Brocade to buy McData

Brocade to buy McData

Storage switch vendor Brocade Communications Systems has announced that it is buying McData in an all-stock transaction valued at US$713 million.

Brocade CEO Michael Klayko says the combined companies will be able to develop the "next-generation datacentre", offering a unified platform with interoperability in the near-term and convergence in the long-term that will protect existing user investment. The converged platform will come out in the next technology cycle, which will be slightly more than a year away, says Tom Buiocchi, Brocade's vice president of marketing.

Details on what the buyout will mean to product lines are few, but Klayko says that Brocade believes McData could lose as much as 30% of its annual revenue and still earn a profit through up to US$100 million in savings in the first year after the merger.

Klayko says there will be layoffs as a result of the merger, but won’t specify how many. McData CEO John Kelley is listed as a post-merger "advisor" in the press release about the transaction. The remainder of Brocade's executive management team will continue to serve in their roles, the release states. Brocade will retain its name and corporate headquarters in San Jose and McData will become a wholly owned subsidiary of Brocade.
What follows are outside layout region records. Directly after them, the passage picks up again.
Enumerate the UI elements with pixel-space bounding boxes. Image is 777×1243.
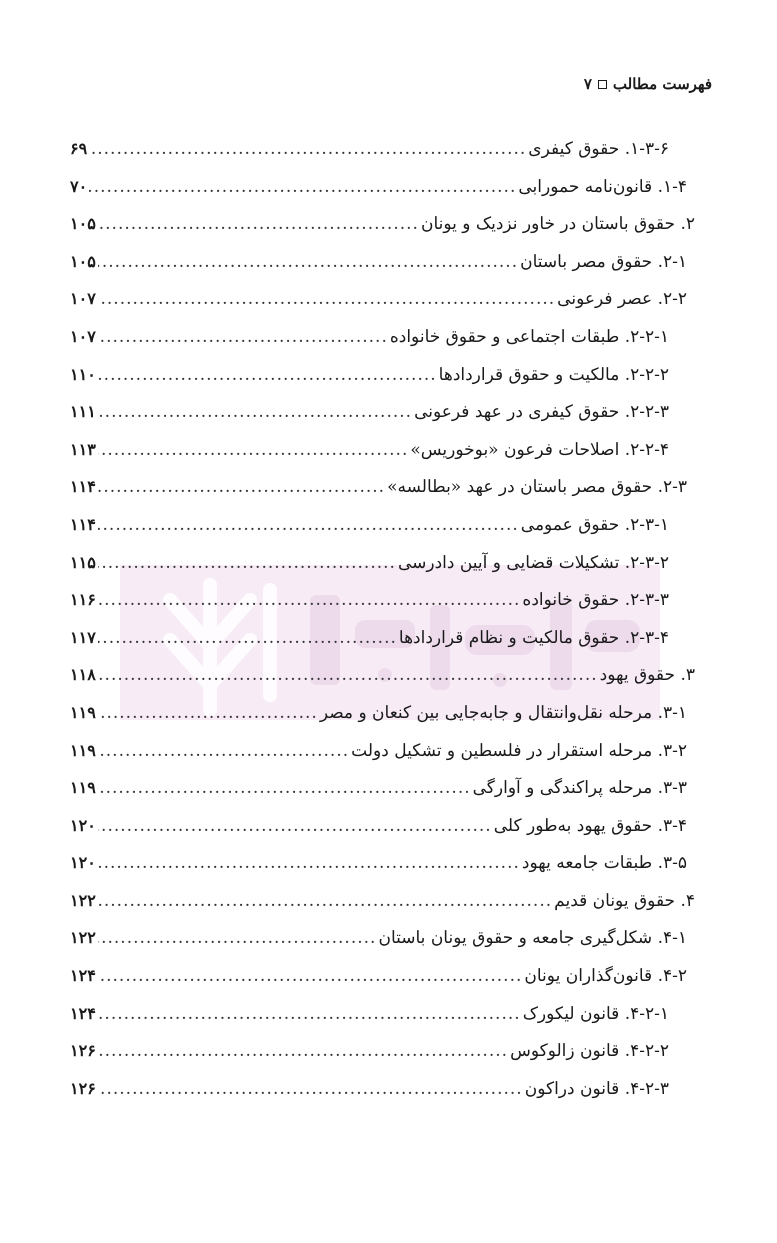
toc-entry (70, 1032, 695, 1070)
dot-leader (98, 206, 419, 244)
toc-entry-page: ۱۱۹ (70, 778, 96, 798)
toc-entry-page: ۱۰۷ (70, 289, 96, 309)
toc-entry-title: ۴-۲-۳. قانون دراکون (524, 1078, 669, 1099)
toc-entry-title: ۲-۲-۱. طبقات اجتماعی و حقوق خانواده (389, 326, 669, 347)
dot-leader (98, 319, 388, 357)
dot-leader (98, 545, 396, 583)
toc-entry-page: ۱۱۱ (70, 402, 96, 422)
toc-entry-title: ۳-۴. حقوق یهود به‌طور کلی (493, 815, 687, 836)
toc-entry-page: ۱۲۶ (70, 1078, 96, 1098)
toc-entry-title: ۲-۲. عصر فرعونی (557, 289, 687, 310)
toc-entry-title: ۲-۲-۳. حقوق کیفری در عهد فرعونی (414, 402, 669, 423)
toc-entry-title: ۴. حقوق یونان قدیم (554, 890, 695, 911)
dot-leader (98, 996, 521, 1034)
toc-entry-title: ۲-۳-۴. حقوق مالکیت و نظام قراردادها (398, 627, 669, 648)
toc-entry-page: ۱۲۴ (70, 966, 96, 986)
toc-entry (70, 732, 695, 770)
toc-entry (70, 957, 695, 995)
toc-entry (70, 544, 695, 582)
table-of-contents (70, 130, 695, 1107)
toc-entry-title: ۴-۲-۱. قانون لیکورک (522, 1003, 669, 1024)
toc-entry-page: ۱۱۷ (70, 627, 96, 647)
toc-entry (70, 807, 695, 845)
toc-entry-title: ۲-۳-۲. تشکیلات قضایی و آیین دادرسی (397, 552, 669, 573)
dot-leader (98, 695, 318, 733)
toc-entry (70, 318, 695, 356)
dot-leader (89, 131, 526, 169)
toc-entry (70, 769, 695, 807)
dot-leader (98, 582, 521, 620)
dot-leader (98, 507, 519, 545)
dot-leader (98, 845, 520, 883)
dot-leader (98, 958, 523, 996)
toc-entry-page: ۶۹ (70, 139, 88, 158)
toc-entry-title: ۲-۱. حقوق مصر باستان (520, 251, 687, 272)
dot-leader (98, 920, 377, 958)
toc-entry-title: ۴-۲. قانون‌گذاران یونان (524, 966, 687, 987)
dot-leader (98, 394, 412, 432)
toc-entry-page: ۱۱۹ (70, 740, 96, 760)
toc-entry-page: ۱۱۴ (70, 514, 96, 534)
toc-entry (70, 280, 695, 318)
toc-entry (70, 581, 695, 619)
toc-entry-page: ۱۱۰ (70, 364, 96, 384)
toc-entry-page: ۱۲۶ (70, 1041, 96, 1061)
toc-entry-title: ۱-۴. قانون‌نامه حمورابی (518, 176, 687, 197)
dot-leader (98, 733, 349, 771)
toc-entry-page: ۱۰۵ (70, 251, 96, 271)
toc-entry (70, 919, 695, 957)
dot-leader (98, 281, 555, 319)
dot-leader (89, 169, 516, 207)
toc-entry (70, 619, 695, 657)
toc-entry-page: ۱۲۰ (70, 815, 96, 835)
dot-leader (98, 432, 409, 470)
toc-entry-page: ۱۲۲ (70, 928, 96, 948)
toc-entry-title: ۳. حقوق یهود (599, 665, 695, 686)
toc-entry-title: ۴-۲-۲. قانون زالوکوس (510, 1041, 669, 1062)
toc-entry-page: ۱۱۹ (70, 702, 96, 722)
toc-entry (70, 468, 695, 506)
toc-entry-title: ۴-۱. شکل‌گیری جامعه و حقوق یونان باستان (378, 928, 687, 949)
toc-entry-title: ۳-۲. مرحله استقرار در فلسطین و تشکیل دولت (351, 740, 687, 761)
toc-entry (70, 243, 695, 281)
toc-entry-page: ۱۲۲ (70, 890, 96, 910)
toc-entry-title: ۳-۵. طبقات جامعه یهود (521, 853, 687, 874)
toc-entry-page: ۱۲۰ (70, 853, 96, 873)
toc-entry-title: ۱-۳-۶. حقوق کیفری (528, 139, 669, 159)
dot-leader (98, 620, 397, 658)
dot-leader (98, 244, 518, 282)
dot-leader (98, 1033, 508, 1071)
toc-entry (70, 393, 695, 431)
toc-entry-title: ۳-۳. مرحله پراکندگی و آوارگی (472, 778, 687, 799)
toc-entry-title: ۳-۱. مرحله نقل‌وانتقال و جابه‌جایی بین کنعان و مصر (319, 702, 687, 723)
dot-leader (98, 469, 385, 507)
header-title: فهرست مطالب (612, 75, 712, 93)
dot-leader (98, 808, 492, 846)
header-page-number: ۷ (583, 75, 592, 93)
toc-entry-title: ۲-۲-۴. اصلاحات فرعون «بوخوریس» (410, 439, 669, 460)
toc-entry (70, 356, 695, 394)
dot-leader (98, 1071, 523, 1109)
toc-entry-page: ۱۰۷ (70, 326, 96, 346)
toc-entry-page: ۱۰۵ (70, 214, 96, 234)
toc-entry-title: ۲-۳-۳. حقوق خانواده (522, 590, 669, 611)
toc-entry-page: ۱۱۴ (70, 477, 96, 497)
dot-leader (98, 357, 437, 395)
toc-entry (70, 205, 695, 243)
dot-leader (98, 770, 471, 808)
running-header (62, 70, 712, 98)
toc-entry-page: ۱۲۴ (70, 1003, 96, 1023)
toc-entry-title: ۲-۳. حقوق مصر باستان در عهد «بطالسه» (387, 477, 687, 498)
toc-entry (70, 656, 695, 694)
toc-entry-page: ۱۱۸ (70, 665, 96, 685)
toc-entry (70, 431, 695, 469)
square-bullet-icon (598, 80, 607, 89)
dot-leader (98, 883, 552, 921)
toc-entry-page: ۱۱۵ (70, 552, 96, 572)
toc-entry-title: ۲. حقوق باستان در خاور نزدیک و یونان (420, 214, 695, 235)
dot-leader (98, 657, 598, 695)
toc-entry (70, 1070, 695, 1108)
toc-entry-page: ۷۰ (70, 176, 88, 196)
toc-entry (70, 130, 695, 168)
toc-entry (70, 168, 695, 206)
toc-entry (70, 882, 695, 920)
toc-entry-page: ۱۱۶ (70, 590, 96, 610)
toc-entry (70, 694, 695, 732)
toc-entry-title: ۲-۲-۲. مالکیت و حقوق قراردادها (438, 364, 669, 385)
toc-entry (70, 995, 695, 1033)
toc-entry (70, 844, 695, 882)
toc-entry (70, 506, 695, 544)
toc-entry-title: ۲-۳-۱. حقوق عمومی (520, 514, 669, 535)
toc-entry-page: ۱۱۳ (70, 439, 96, 459)
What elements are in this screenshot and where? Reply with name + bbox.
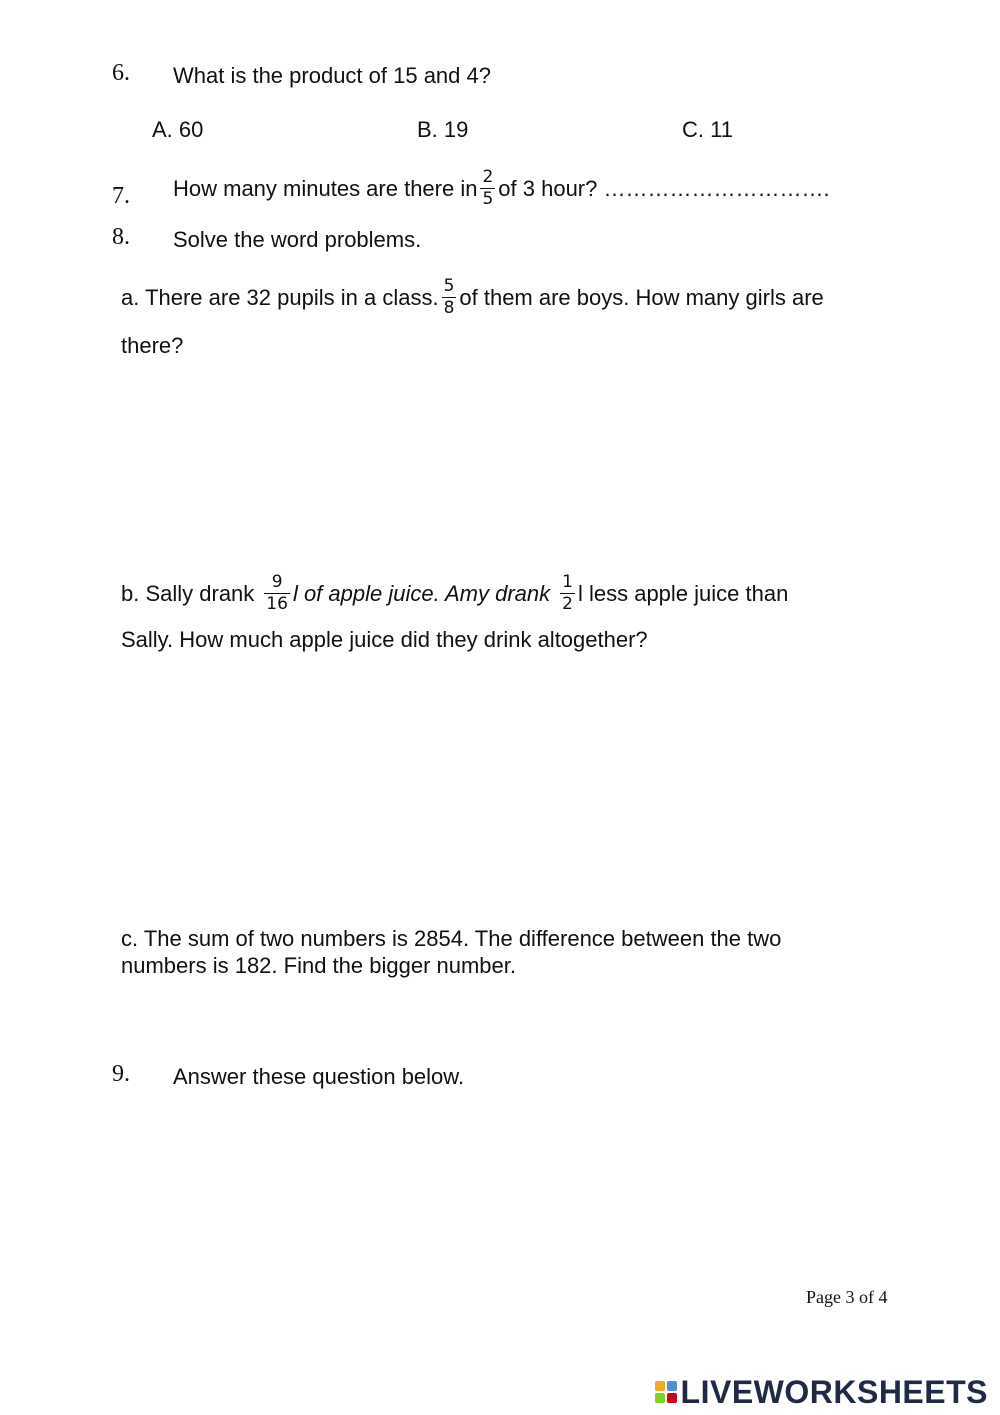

The acquisition is expected to be completed in McData's first fiscal 2007 quarter, after shareholder and regulatory approval.

Both companies have been operating under somewhat of a cloud; former Brocade CEO Gregory Reyes is in the midst of a criminal hearing arising from investigations into alleged stock-option manipulations while McData has been losing market share, says Mark Kelleher, an analyst with the stock research firm Canaccord Adams, who was not upbeat about the acquisition.

"There is a complete overlap in products and customers," Adams says. "It looks like you've got one company doing very well, one company that's stumbling, and if you'd waited a couple of quarters you might have had that market share anyway."

McData had said in mid-July that in 30 days it would be announcing a product strategy that makes it easier for organisations to centralise remote storage needs and perform tasks such as backup and electronic discovery.